March Madness in full swing
The latest WalletHub report released last week noted that $4 billion in corporate losses are due to unproductive workers during March Madness; $9.7 of the estimated $10 billion wagered on NCAA men’s basketball is done illegally.
Selection Sunday and “Moanin” Monday (men) and Selection Monday and “Too Bad Tuesday” (women) took place earlier this week. Countless Americans by now have already filled out NCAA tournament brackets and conjured up excuses for missing work later this week due to “hoopitis.”
It’s also “March or Gone” time for some coaches, with a Janet Jackson “What Have You Done for Me Lately” state of mind by athletic directors who issue pink slips and begin coaching searches. Coquese Washington (Penn State) and Daynia La-Force (Rhode Island) sadly are among this year’s coaching causalities who were shown the door after their season concluded.
The slogan-laden and male-centric “Road to the Final Four” eventually will wind up in downtown Minneapolis in a couple of weeks. But the last couple of weeks, this columnist instead followed other roads to that other tournament — the women’s NCAA Final Four that also is held the same weekend in Tampa, but in the unfortunate shadow of the men’s events.
Our 10-day female-centric road trip first took us to Indianapolis, where Iowa locked up an automatic NCAA bid as Big Ten Tournament champs. We then took a first-time-ever trip to the Horizon League Basketball Tournament, the “Motor City Madness” in Detroit.
While the Big Ten, a Power 5 conference, annually gets in multiple teams, the Horizon is a 10-school “mid-major” conference that usually only gets one qualifying team because its post-season tourney winner earns the automatic bid.
Upon our arrival, Wright State Coach Katrina Merriweather and her team instantly became our unabashed favorite — she was the only Black coach among the four semifinalists, and 10 of her 12 players are Black. The Raiders (27-6) last week completed a double-double, winning both the regular season and tournament titles.
“I am grateful and appreciative of this team, my staff, and the support we received,” Merriweather told me on the court amidst the falling confetti after her team’s championship win. “These kids really deserve it.”
Her top-seeded club is ranked nationally first in total rebounds and third in rebounds per game: Wright State was ranked 10th in the latest women’s mid-major top 25 poll. Merriweather was named this year’s Horizon League Coach of the Year.
“We have been working really hard for years for this to happen. Thank God it’s finally here,” stressed Merriweather, who was hired in 2016.
Merriweather, University of Detroit Mercy Coach Bernard Scott, and University of Illinois—Chicago’s Tasha Pointer are the Horizon League’s only Black head coaches. Scott, during halftime of the tourney finals, told me that he’s rooting for Merriweather.

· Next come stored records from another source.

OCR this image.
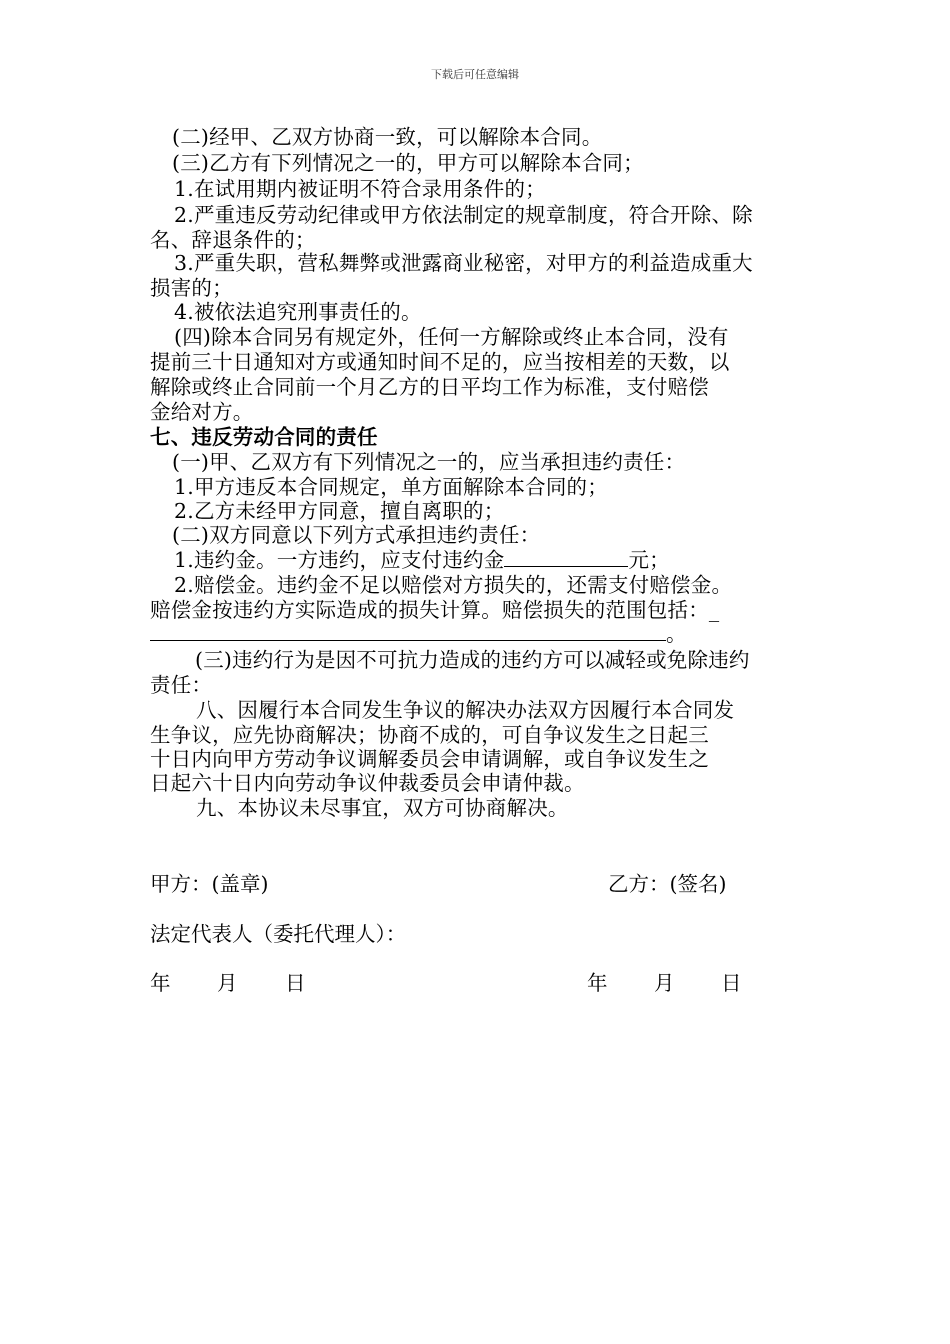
下载后可任意编辑
(二)经甲、乙双方协商一致，可以解除本合同。
(三)乙方有下列情况之一的，甲方可以解除本合同；
1.在试用期内被证明不符合录用条件的；
2.严重违反劳动纪律或甲方依法制定的规章制度，符合开除、除
名、辞退条件的；
3.严重失职，营私舞弊或泄露商业秘密，对甲方的利益造成重大
损害的；
4.被依法追究刑事责任的。
(四)除本合同另有规定外，任何一方解除或终止本合同，没有
提前三十日通知对方或通知时间不足的，应当按相差的天数，以
解除或终止合同前一个月乙方的日平均工作为标准，支付赔偿
金给对方。
七、违反劳动合同的责任
(一)甲、乙双方有下列情况之一的，应当承担违约责任：
1.甲方违反本合同规定，单方面解除本合同的；
2.乙方未经甲方同意，擅自离职的；
(二)双方同意以下列方式承担违约责任：
1.违约金。一方违约，应支付违约金	元；
2.赔偿金。违约金不足以赔偿对方损失的，还需支付赔偿金。
赔偿金按违约方实际造成的损失计算。赔偿损失的范围包括：_
。
(三)违约行为是因不可抗力造成的违约方可以减轻或免除违约
责任：
八、因履行本合同发生争议的解决办法双方因履行本合同发
生争议，应先协商解决；协商不成的，可自争议发生之日起三
十日内向甲方劳动争议调解委员会申请调解，或自争议发生之
日起六十日内向劳动争议仲裁委员会申请仲裁。
九、本协议未尽事宜，双方可协商解决。
甲方：(盖章)	乙方：(签名)
法定代表人（委托代理人）：
年 月 日	年 月 日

“He always has been very supportive, and I of him also,” the Wright State coach said of Scott.
After Wright State’s semifinals win, Merriweather reiterated that playing in the league tournament “is a huge deal. It’s great to play in this type of arena, this type of atmosphere. When we get to the NCAA tournament, this is the type of arena we would play in,” she predicted.
There were no hopin’ emotions among the Wright State players and coaches this year: The Raiders on Monday got the 13th seed in the NCAA and will play fourth-seeded Texas A&M on Friday.
“It’s about where, when, and not if,” Merriweather said. “That’s the beautiful thing.”
“Yeah,” Minnesota Coach Lindsay Whalen told me a couple of weeks ago, after her team lost to Indiana in the Big Ten Tournament, when asked if she would accept a WNIT bit if offered. The Gophers (20-10) host Northern Iowa Friday at 6:30 pm. The Panthers (20-12) are coached by Tanya Warren, one of five Black coaches in the 68-team field.